A magnitude-7.7 undersea earthquake rocked eastern Indonesia early Saturday, the U.S. Geological Survey said. There was no danger of a tsunami, and no injuries were reported.

The earthquake occurred in the Banda Sea about 120 miles south of Ambon city, the USGS said. It occurred at a depth of 212 miles beneath the ocean floor.

The Pacific Tsunami Warning Center said no destructive tsunami threat existed.

Amran, an official at Indonesia's meteorological agency in the capital, Jakarta, said there were no immediate reports of damages or injuries.

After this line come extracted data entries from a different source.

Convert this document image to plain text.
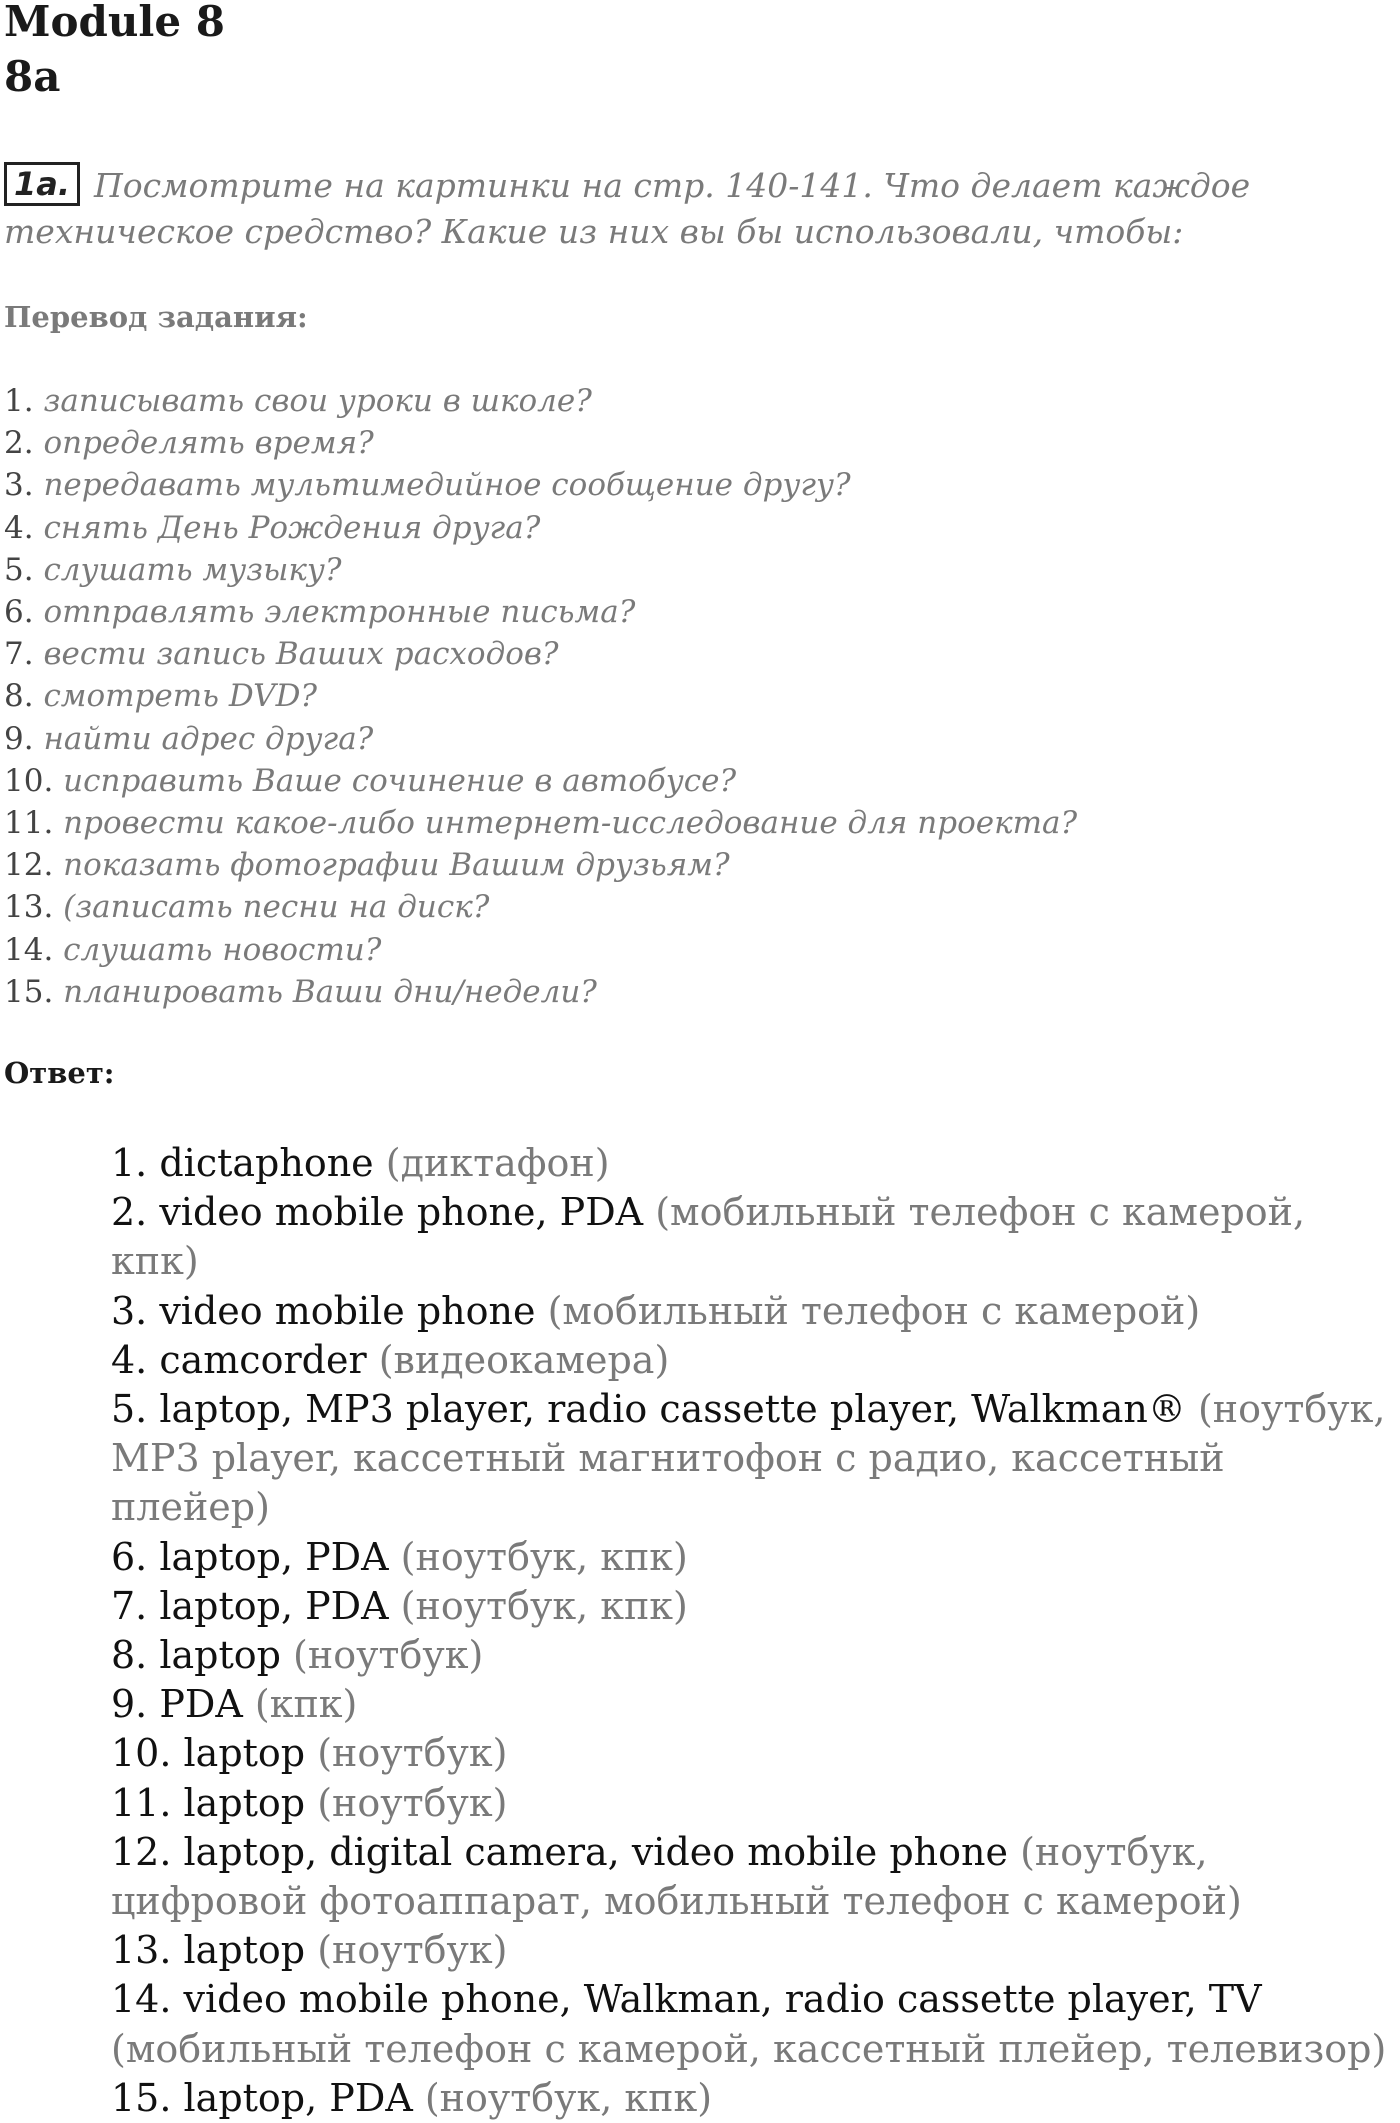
Module 8
8a
1a. Посмотрите на картинки на стр. 140-141. Что делает каждое техническое средство? Какие из них вы бы использовали, чтобы:

Перевод задания:

1. записывать свои уроки в школе?
2. определять время?
3. передавать мультимедийное сообщение другу?
4. снять День Рождения друга?
5. слушать музыку?
6. отправлять электронные письма?
7. вести запись Ваших расходов?
8. смотреть DVD?
9. найти адрес друга?
10. исправить Ваше сочинение в автобусе?
11. провести какое-либо интернет-исследование для проекта?
12. показать фотографии Вашим друзьям?
13. (записать песни на диск?
14. слушать новости?
15. планировать Ваши дни/недели?

Ответ:

1. dictaphone (диктафон)
2. video mobile phone, PDA (мобильный телефон с камерой, кпк)
3. video mobile phone (мобильный телефон с камерой)
4. camcorder (видеокамера)
5. laptop, MP3 player, radio cassette player, Walkman® (ноутбук, MP3 player, кассетный магнитофон с радио, кассетный плейер)
6. laptop, PDA (ноутбук, кпк)
7. laptop, PDA (ноутбук, кпк)
8. laptop (ноутбук)
9. PDA (кпк)
10. laptop (ноутбук)
11. laptop (ноутбук)
12. laptop, digital camera, video mobile phone (ноутбук, цифровой фотоаппарат, мобильный телефон с камерой)
13. laptop (ноутбук)
14. video mobile phone, Walkman, radio cassette player, TV (мобильный телефон с камерой, кассетный плейер, телевизор)
15. laptop, PDA (ноутбук, кпк)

Like many Indonesians, he goes by only one name.

The Internet news portal Detik.com reported from Ambon that people fled their houses in panic when the earthquake, which lasted about two minutes, struck.

Ambon is about 1,600 miles east of Jakarta.

Indonesia, the world's largest archipelago, is prone to seismic upheaval because of its location atop a volcanically active region known as the Pacific "Ring of Fire."

A Dec. 26, 2004, earthquake of magnitude 9 off the Indonesian coast generated a tsunami that left at least 216,000 people dead or missing and nearly 2 million homeless in 11 countries.

The true toll will probably never be known — many bodies were lost at sea and in some cases the populations of some places struck were not accurately known.

Three months later, another strong tremor killed more than 900 on Nias and smaller surrounding islands in western Indonesia.